Business Writer
The 2023 tobacco marketing season will start on March 8, according to a note by the Tobacco Industry and Marketing Board (TIMB).
Auction sales will begin on March 8 while contract sales will begin a day later.
About 95 percent of Zimbabwe’s tobacco is produced under contract schemes.
Tobacco is country’s largest foreign currency earner after gold and according to initial forecasts, output is expected to grow to 230 million kgs, from 212 million kgs produced last season.
This year’s crop is also expected to be of better quality thanks to the good rains that the country has received so far, according Tobacco Producers Association of Zimbabwe.
The bulk of tobacco is produced by small scale indigenous farmers who were allocated land under the land reform programme which began at the turn of the millennium.
At peak, Zimbabwe produced 257 million kgs of tobacco three year ago and the Government intends to expand production to 300 million kgs.

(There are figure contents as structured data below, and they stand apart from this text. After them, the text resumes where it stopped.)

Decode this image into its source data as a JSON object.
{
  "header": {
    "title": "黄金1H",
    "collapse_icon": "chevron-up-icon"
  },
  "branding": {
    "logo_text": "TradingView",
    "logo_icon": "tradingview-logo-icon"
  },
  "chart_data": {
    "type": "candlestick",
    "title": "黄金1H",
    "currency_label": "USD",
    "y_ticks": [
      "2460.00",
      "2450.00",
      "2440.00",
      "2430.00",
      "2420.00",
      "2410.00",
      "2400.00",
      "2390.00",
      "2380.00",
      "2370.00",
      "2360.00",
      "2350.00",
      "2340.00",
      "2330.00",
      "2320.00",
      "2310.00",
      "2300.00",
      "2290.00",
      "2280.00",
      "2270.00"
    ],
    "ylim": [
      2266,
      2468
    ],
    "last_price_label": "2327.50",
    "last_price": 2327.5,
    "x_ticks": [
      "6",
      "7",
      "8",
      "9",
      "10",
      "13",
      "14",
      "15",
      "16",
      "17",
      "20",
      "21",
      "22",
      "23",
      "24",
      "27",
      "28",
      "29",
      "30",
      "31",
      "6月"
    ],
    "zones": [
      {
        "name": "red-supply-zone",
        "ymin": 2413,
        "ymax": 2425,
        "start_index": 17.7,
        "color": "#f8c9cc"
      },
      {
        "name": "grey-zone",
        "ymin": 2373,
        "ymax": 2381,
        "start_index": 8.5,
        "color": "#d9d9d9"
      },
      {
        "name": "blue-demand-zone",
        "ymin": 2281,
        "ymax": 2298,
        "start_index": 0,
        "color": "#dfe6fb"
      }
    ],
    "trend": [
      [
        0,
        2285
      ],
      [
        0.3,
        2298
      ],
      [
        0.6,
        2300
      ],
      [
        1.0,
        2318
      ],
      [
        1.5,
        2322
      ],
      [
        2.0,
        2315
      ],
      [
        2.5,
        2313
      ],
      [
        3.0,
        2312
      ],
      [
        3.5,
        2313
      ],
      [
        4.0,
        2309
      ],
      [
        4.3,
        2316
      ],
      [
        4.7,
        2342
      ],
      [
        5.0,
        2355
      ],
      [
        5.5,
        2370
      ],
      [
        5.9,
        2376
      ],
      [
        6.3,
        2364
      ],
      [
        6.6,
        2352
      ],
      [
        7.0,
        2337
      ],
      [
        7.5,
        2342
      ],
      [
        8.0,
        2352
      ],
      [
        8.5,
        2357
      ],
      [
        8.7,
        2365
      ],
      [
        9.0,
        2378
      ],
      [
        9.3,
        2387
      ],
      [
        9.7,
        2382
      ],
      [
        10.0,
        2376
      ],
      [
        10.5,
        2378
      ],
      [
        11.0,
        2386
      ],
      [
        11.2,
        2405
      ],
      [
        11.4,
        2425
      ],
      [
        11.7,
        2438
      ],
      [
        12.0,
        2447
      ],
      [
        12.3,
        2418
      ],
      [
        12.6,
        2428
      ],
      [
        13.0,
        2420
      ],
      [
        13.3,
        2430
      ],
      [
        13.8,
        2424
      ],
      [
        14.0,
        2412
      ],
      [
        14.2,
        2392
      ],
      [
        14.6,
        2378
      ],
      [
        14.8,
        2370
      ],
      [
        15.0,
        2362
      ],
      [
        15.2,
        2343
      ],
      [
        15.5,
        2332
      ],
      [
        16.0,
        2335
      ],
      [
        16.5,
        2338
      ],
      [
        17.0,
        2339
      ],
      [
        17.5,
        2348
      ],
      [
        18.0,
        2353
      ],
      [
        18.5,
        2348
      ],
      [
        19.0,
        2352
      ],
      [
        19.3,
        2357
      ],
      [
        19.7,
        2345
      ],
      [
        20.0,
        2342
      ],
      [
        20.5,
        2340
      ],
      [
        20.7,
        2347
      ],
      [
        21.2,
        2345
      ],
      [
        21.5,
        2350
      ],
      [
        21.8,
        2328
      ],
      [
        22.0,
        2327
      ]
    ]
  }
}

The Government is also looking at localising the funding of tobacco and beneficiation to miximise earnings. Under the current financing model, tobacco is largely funded by offshore money.
Tobacco output is expected to be high in both volume and quality due to the good rains that the country received this cropping season, a farmers organisation said on Thursday.
George Seremwe, president of the Zimbabwe Tobacco Growers Association, an amalgamation of four unions, told journalists that the quality of the tobacco crop was good and would be able to fetch top prices when the marketing season opened soon.
“This year, we have got a very good crop. The rains were good, even the dry land crop which is rain fed could be looking like the irrigated crop because the rains were quite good.
“We are expecting a very good quality crop. We are only concerned that the inputs were quite expensive, so the prices we are going to fetch from the market should reflect that,” he said.
The Tobacco Industry and Marketing Board is, however, still conducting a crop assessment to determine the size and volume of tobacco expected this year.
Seremwe said some farmers were currently curing their crop, in readiness for the 2023 selling season.
“Curing is ongoing,” he said.
Tobacco is the country’s biggest agricultural export and second largest single commodity export after gold, raking in around US$800 million in 2021.
Its output has grown from 48 million kilogrammes in 2008 to over 200 million kilogrammes now, and the bulk of it is produced by small scale resettled farmers.
Currently, only 18 percent of the crop is grown under irrigation, and the intention is to expand this to at least 40 percent.
But the success in increasing tobacco output came at a huge environmental cost as it led to massive deforestation, especially in resettled farms.
The TIMB and other concerned stakeholders are keenly grappling with the problem through promoting the use of fuel efficient tobacco curing barns and renewable energy sources.